Hujan turun dengan gerakan lambat, bergerak menjauh saat ditiup oleh embusan angin.
“Tidakkkkkk!” Teriakan Lilith menggema di udara, membuat semua orang di sekitarnya panik.
Matanya membelalak ngeri saat menatap pisau yang menancap di dada Ren. Pada saat itu, dia merasa hidupnya sedang direnggut. Seolah-olah bukan jantung Ren yang ditusuk, melainkan jantungnya sendiri.
Pisau itu ditarik keluar dan saat Ren terjatuh ke lantai, wanita itu melesat maju dan menangkapnya dengan kedua tangannya.
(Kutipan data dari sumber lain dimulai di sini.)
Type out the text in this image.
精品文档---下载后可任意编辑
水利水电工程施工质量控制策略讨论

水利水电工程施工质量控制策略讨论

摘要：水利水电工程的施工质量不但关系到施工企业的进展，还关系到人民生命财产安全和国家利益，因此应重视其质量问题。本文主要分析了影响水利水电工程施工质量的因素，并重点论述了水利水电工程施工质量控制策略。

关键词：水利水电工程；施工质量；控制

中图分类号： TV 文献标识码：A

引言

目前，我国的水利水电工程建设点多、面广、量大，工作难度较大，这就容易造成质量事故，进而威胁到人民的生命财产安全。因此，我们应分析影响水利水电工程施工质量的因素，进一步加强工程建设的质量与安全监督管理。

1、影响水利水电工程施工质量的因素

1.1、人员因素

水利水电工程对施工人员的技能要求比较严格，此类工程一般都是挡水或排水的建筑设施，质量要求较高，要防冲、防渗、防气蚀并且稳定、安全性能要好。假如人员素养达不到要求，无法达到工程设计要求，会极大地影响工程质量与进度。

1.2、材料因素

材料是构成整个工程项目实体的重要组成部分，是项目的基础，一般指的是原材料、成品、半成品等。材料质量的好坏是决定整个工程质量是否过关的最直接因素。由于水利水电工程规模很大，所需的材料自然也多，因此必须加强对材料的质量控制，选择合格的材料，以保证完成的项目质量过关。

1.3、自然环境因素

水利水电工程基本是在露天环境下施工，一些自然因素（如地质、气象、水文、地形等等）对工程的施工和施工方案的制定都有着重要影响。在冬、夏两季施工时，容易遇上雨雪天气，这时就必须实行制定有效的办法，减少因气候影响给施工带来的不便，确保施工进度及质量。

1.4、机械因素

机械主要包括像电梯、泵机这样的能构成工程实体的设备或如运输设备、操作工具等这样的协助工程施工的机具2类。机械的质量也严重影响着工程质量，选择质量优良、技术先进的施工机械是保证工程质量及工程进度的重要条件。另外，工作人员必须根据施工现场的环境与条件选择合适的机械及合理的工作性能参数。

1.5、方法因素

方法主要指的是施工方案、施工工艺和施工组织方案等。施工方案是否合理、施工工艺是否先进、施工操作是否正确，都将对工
Matanya tertuju pada jiwanya, gumpalan energi halus berbentuk bulat yang berusaha meninggalkan tubuhnya, dan tangannya dengan cepat mengulurkan tangan, menangkapnya sebelum menghilang.
Dunia di sekitarnya lenyap menjadi ketiadaan. Yang tersisa hanyalah dirinya, Ren, dan jiwanya.
“Tidak. Tidak. Tidak. Tidak. Tidak.” Dia mengulanginya lirih, tersedak saat isak tangis mengguncang tubuhnya. Air mata jatuh, bercampur dengan hujan.
Lilith belum pernah merasa seputus asa ini sebelumnya dalam hidupnya. Tangannya gemetar saat ia mengulurkan jiwa Ren, mencoba mendorongnya kembali ke dalam tubuhnya. Jiwa itu terlepas seperti air yang mencoba menempel pada permukaan yang berminyak.
“Tidak. Ren! Jangan tinggalkan aku.” Ia menangis, menggenggam jiwa itu dengan kedua tangannya. Ia berlutut di depan tubuh Ren, tak peduli dengan tanah yang basah dan air yang mengalir di sekitar mereka.
“Tidak!” isaknya saat jiwanya berusaha hancur berkeping-keping. Sepanjang hidupnya, dia selalu membenci Karunianya. Tetapi saat dia benar-benar membutuhkannya, Karunia itu malah mengecewakannya.
Sambil menggertakkan giginya, dia membentangkan jiwanya dari gumpalan, membentuknya sesuai wujudnya. Dia menempatkannya di atas tubuhnya, gumpalan untuk kepala dan empat bagian yang memanjang untuk setiap anggota badan.
Jika jiwa itu tidak mau kembali ke tubuhnya, dia harus menjahitnya.
Ia membentuk seutas benang biru tipis tembus pandang dengan Kekuatan Jiwanya, membimbingnya saat benang itu menjalin menembus jiwa Ren. Ia bekerja secepat mungkin, tangannya menahan jiwa Ren di tempatnya saat ia menjahitnya ke bagian-bagian yang robek di persimpangan antara tubuh dan jiwa.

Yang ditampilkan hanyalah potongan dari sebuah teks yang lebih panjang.